SANTANDER
Un paseo: cuentan que a uno se le quitó la resaca a fuerza de ráfagas de viento mientras miraba el mar desde el acantilado del Faro de Cabo Mayor, por eso recomendamos una caminata matinal hasta allí. Algún concierto más que meritorio se ha celebrado en la terraza del bar, vaya que sí. Si no, también se puede uno acercar hasta la Magdalena, una zona más señorial y algo menos empinada.
Un restaurante: si nos gusta el pescado tendremos el engorro de elegir, pero aquí nos vamos a decantar por el modesto barrio pesquero, donde encontraremos Los Peñucas, un sitio que, sin alardes, nos deja satisfechos. Los menos glotones también pueden encontrar en los bares del centro el tesoro del Cantábrico, las anchoas. Y que nadie se olvide de las rabas, las mejores del mundo conocido. El viajero descubrió recientemente El Llar, un monumento a la cocina local.

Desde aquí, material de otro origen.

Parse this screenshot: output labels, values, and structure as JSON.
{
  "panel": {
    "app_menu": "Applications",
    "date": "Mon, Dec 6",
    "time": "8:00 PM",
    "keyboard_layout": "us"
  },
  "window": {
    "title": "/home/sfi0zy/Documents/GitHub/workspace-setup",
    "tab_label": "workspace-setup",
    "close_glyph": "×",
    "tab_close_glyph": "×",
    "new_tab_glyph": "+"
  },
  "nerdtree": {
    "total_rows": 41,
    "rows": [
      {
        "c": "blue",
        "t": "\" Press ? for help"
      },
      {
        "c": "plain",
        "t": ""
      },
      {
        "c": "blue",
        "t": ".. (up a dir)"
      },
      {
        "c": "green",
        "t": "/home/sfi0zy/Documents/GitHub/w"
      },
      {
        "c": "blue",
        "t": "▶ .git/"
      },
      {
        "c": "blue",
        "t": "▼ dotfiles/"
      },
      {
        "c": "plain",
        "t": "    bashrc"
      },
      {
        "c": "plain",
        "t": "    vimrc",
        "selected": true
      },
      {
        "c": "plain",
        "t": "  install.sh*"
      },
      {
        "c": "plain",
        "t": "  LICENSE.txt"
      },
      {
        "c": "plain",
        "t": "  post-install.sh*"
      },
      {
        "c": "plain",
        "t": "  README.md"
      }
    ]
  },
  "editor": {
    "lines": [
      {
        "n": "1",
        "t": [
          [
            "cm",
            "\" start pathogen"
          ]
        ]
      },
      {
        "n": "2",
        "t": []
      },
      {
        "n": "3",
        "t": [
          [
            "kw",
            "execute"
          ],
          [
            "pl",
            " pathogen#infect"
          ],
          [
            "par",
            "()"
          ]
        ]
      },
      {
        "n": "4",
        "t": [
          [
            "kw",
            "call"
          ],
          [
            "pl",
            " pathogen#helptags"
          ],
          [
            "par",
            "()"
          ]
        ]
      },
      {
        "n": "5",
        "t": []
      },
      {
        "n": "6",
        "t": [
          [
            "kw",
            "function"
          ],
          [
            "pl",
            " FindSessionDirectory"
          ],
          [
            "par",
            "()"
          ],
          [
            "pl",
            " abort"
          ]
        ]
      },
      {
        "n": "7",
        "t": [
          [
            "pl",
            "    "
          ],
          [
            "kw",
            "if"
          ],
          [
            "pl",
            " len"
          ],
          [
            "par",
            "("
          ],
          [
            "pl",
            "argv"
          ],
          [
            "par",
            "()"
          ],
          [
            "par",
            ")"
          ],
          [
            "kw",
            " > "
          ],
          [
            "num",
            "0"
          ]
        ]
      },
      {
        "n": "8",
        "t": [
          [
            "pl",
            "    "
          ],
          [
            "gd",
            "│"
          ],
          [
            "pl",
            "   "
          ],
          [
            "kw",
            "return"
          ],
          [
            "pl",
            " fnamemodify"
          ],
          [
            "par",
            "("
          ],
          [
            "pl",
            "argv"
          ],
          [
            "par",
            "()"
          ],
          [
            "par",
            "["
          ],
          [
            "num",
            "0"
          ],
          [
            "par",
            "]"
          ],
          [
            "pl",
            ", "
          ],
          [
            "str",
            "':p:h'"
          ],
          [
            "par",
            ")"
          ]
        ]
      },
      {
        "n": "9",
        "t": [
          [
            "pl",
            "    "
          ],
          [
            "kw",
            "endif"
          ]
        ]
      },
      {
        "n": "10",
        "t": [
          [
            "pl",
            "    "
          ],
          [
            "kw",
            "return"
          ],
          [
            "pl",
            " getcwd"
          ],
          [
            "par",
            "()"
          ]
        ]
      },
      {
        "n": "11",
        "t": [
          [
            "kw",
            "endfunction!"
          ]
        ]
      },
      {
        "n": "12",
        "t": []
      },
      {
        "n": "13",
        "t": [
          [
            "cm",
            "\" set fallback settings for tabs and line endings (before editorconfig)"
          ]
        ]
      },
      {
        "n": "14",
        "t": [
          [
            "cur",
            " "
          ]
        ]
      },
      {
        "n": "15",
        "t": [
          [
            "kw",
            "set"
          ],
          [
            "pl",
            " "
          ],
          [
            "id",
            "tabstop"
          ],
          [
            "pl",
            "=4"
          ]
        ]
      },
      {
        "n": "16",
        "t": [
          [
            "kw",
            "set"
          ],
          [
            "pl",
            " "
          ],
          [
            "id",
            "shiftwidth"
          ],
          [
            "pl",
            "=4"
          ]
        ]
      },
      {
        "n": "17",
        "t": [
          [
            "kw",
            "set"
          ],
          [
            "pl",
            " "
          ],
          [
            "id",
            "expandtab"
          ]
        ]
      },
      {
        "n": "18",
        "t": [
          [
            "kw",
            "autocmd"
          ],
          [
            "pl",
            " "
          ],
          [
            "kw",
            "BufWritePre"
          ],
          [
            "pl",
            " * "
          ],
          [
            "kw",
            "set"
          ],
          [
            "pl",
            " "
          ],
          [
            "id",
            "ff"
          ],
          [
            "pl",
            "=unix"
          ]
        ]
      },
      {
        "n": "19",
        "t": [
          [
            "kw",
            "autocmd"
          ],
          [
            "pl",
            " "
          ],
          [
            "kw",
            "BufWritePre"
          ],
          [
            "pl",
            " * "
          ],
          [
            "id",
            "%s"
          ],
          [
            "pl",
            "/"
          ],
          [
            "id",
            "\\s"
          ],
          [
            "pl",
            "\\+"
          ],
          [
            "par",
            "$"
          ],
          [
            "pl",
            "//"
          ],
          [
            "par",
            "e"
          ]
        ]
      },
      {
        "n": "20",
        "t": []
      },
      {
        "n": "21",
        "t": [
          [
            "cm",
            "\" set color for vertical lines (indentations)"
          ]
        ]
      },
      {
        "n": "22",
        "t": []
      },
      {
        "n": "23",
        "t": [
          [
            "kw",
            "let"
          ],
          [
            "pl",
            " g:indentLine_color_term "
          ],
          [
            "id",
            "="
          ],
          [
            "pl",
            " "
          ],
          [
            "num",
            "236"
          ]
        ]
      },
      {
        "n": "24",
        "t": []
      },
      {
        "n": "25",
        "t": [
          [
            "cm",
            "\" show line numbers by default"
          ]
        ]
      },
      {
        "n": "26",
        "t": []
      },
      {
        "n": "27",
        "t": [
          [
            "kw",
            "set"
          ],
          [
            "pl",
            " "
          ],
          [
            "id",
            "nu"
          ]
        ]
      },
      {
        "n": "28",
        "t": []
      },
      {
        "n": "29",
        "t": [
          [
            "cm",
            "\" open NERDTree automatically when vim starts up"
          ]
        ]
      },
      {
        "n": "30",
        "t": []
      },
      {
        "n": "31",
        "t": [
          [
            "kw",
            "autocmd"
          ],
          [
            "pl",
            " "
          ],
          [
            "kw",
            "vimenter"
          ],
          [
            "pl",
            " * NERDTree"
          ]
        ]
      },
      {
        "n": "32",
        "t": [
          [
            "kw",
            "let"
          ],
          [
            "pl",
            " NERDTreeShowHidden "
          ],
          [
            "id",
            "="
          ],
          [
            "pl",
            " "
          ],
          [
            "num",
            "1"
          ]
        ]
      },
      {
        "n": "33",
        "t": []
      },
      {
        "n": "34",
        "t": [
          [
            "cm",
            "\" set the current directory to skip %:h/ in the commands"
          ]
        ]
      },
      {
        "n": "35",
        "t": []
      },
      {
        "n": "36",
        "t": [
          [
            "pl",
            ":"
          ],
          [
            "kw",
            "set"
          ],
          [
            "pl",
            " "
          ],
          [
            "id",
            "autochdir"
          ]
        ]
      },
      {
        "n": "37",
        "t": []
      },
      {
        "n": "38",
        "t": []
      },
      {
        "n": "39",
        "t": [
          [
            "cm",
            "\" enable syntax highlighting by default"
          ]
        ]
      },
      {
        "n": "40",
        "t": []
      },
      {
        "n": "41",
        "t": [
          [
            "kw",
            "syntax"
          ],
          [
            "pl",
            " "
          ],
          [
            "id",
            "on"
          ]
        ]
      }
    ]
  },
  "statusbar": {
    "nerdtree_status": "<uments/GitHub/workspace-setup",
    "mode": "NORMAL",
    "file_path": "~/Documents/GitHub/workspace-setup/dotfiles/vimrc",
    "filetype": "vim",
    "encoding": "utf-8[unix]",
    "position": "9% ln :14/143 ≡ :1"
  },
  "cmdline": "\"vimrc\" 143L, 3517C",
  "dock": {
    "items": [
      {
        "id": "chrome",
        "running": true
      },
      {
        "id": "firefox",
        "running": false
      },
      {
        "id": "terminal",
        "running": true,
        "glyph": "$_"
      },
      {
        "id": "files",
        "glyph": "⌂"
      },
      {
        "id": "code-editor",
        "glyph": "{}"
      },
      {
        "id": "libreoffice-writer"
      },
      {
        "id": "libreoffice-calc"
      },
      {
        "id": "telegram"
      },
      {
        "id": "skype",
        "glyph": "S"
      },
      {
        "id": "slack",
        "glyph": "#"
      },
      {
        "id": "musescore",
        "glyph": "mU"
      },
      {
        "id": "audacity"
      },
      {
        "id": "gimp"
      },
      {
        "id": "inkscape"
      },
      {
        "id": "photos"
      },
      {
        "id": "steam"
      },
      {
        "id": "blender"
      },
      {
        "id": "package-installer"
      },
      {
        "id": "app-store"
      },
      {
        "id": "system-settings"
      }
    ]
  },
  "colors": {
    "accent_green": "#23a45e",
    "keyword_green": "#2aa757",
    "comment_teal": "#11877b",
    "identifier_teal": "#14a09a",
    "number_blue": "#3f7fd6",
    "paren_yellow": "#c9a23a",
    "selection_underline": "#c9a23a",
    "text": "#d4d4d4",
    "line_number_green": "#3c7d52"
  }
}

Una visita: tras tanto deleite para el cuerpo, el alma se puede tomar un respiro en la Biblioteca Menéndez Pelayo, donde destaca la imponente sala de lectura. Vamos, que no todo va a ser zampar. Aunque tampoco está mal quedarse extasiado frente a la vieja grúa del paseo marítimo restaurada por Francisco Rebollo.
Un recuerdo: uno de los botes de anchoas que nos íbamos a llevar a casa, servirá, ya vacío, para llenarlo de esa arena que hemos pisado, por ejemplo, en El Sardinero.